Jobs campaign having an effect, backers claim

7/2/2004
Local 12 president Bruce Baumhower touts the Toledo Loves Jeep effort near a new billboard at Monroe and 11th Streets.
Local 12 president Bruce Baumhower touts the Toledo Loves Jeep effort near a new billboard at Monroe and 11th Streets.

Amid a letter-writing campaign, thousands of yard signs sprinkled around metro Toledo, and now billboards, backers said a campaign to convince DaimlerChrysler AG to bring auto jobs to the Toledo Jeep Assembly Plant "is getting their attention."

The car maker is negotiating with at least three parts suppliers with local ties that hadn't previously been in the running to supply parts for current and planned models at the automaker's Toledo Jeep complex, said Bruce Baumhower, campaign leader and president of Local 12, United Auto Workers.

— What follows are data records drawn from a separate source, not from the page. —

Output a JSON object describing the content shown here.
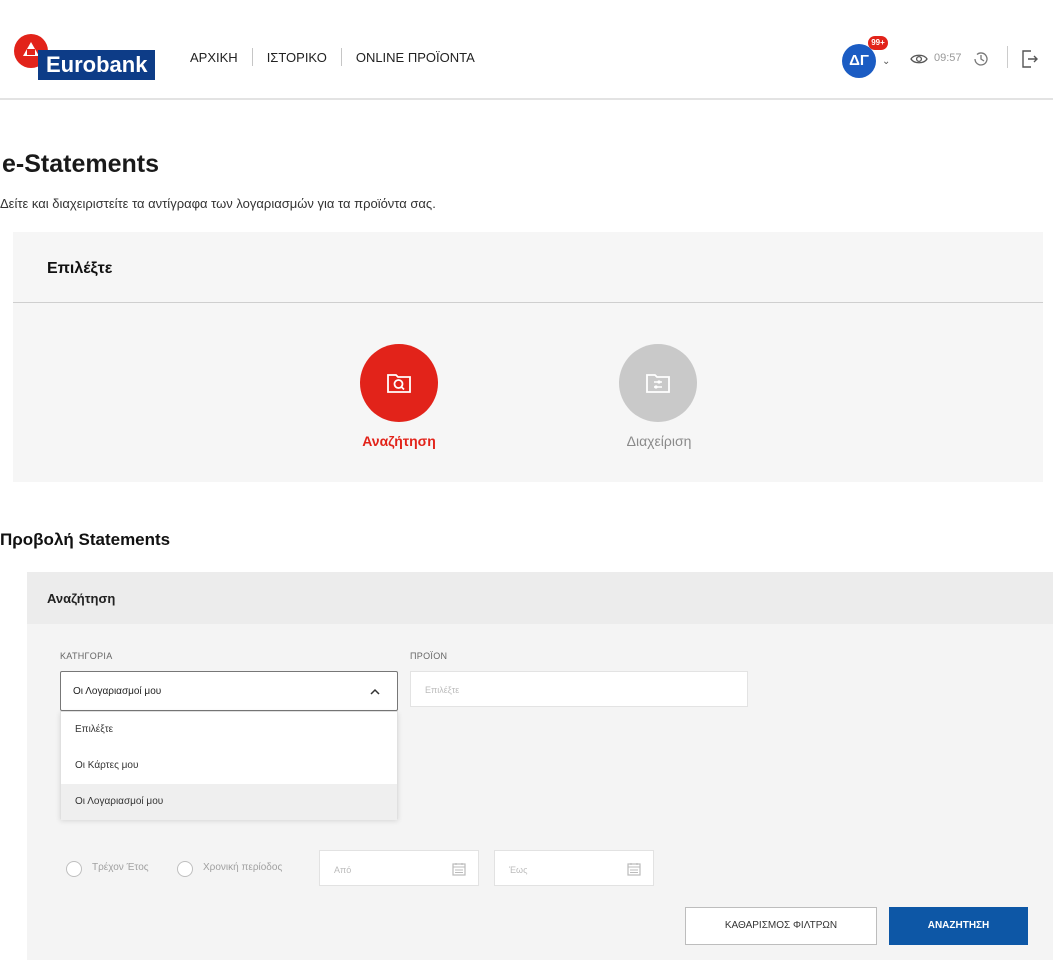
{
  "header": {
    "brand": "Eurobank",
    "nav": [
      "ΑΡΧΙΚΗ",
      "ΙΣΤΟΡΙΚΟ",
      "ONLINE ΠΡΟΪΟΝΤΑ"
    ],
    "avatar_initials": "ΔΓ",
    "notification_badge": "99+",
    "session_time": "09:57",
    "accent_color": "#e2231a",
    "brand_color": "#0d3c87"
  },
  "page": {
    "title": "e-Statements",
    "subtitle": "Δείτε και διαχειριστείτε τα αντίγραφα των λογαριασμών για τα προϊόντα σας."
  },
  "selector": {
    "title": "Επιλέξτε",
    "options": [
      {
        "label": "Αναζήτηση",
        "icon": "folder-search-icon",
        "active": true
      },
      {
        "label": "Διαχείριση",
        "icon": "folder-settings-icon",
        "active": false
      }
    ]
  },
  "statements": {
    "title": "Προβολή Statements",
    "search_header": "Αναζήτηση",
    "category_label": "ΚΑΤΗΓΟΡΙΑ",
    "category_value": "Οι Λογαριασμοί μου",
    "category_options": [
      "Επιλέξτε",
      "Οι Κάρτες μου",
      "Οι Λογαριασμοί μου"
    ],
    "product_label": "ΠΡΟΪΟΝ",
    "product_placeholder": "Επιλέξτε",
    "radio_current_year": "Τρέχον Έτος",
    "radio_period": "Χρονική περίοδος",
    "date_from_placeholder": "Από",
    "date_to_placeholder": "Έως",
    "clear_button": "ΚΑΘΑΡΙΣΜΟΣ ΦΙΛΤΡΩΝ",
    "search_button": "ΑΝΑΖΗΤΗΣΗ",
    "primary_button_color": "#0d57a6"
  }
}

Mr. Baumhower made the remarks yesterday at the unveiling of the Toledo Loves Jeep 2 campaign's first billboard at Monroe and 11th streets in downtown Toledo. Another billboard went up on Stickney Avenue, near the factories that produce most of Chrysler's Jeep models.

The billboards will stay indefinitely, said Mark Pietrowski, of Lamar Advertising, which is donating the space.

Dave Elshoff, a spokesman for DaimlerChrysler in Auburn Hills, Mich., said he was unfamiliar with which suppliers the firm is negotiating. The firm has yet to award contracts, but is "getting close," he added.

Campaign organizers have distributed 5,000 yard signs - which substitute a heart for the word "love," - and have received requests for another 2,000, Mr. Baumhower said.

Through the campaign, two local firms that previously have done no Chrysler work have sought and gotten vendor numbers necessary to bid on Daimler work, the union leader added.

The campaign seeks to repeat the success of a similar union-community campaign in the mid-1990s that convinced the auto manufacturer to replace a World War I-era plant with a state-of-the art facility in Toledo.

The latest campaign was launched by Mr. Baumhower after he got an advance look at firms in the running for parts contracts for existing and future Toledo Jeep models. He was troubled by the absence of metro Toledo firms and non-local firms with operations in the area.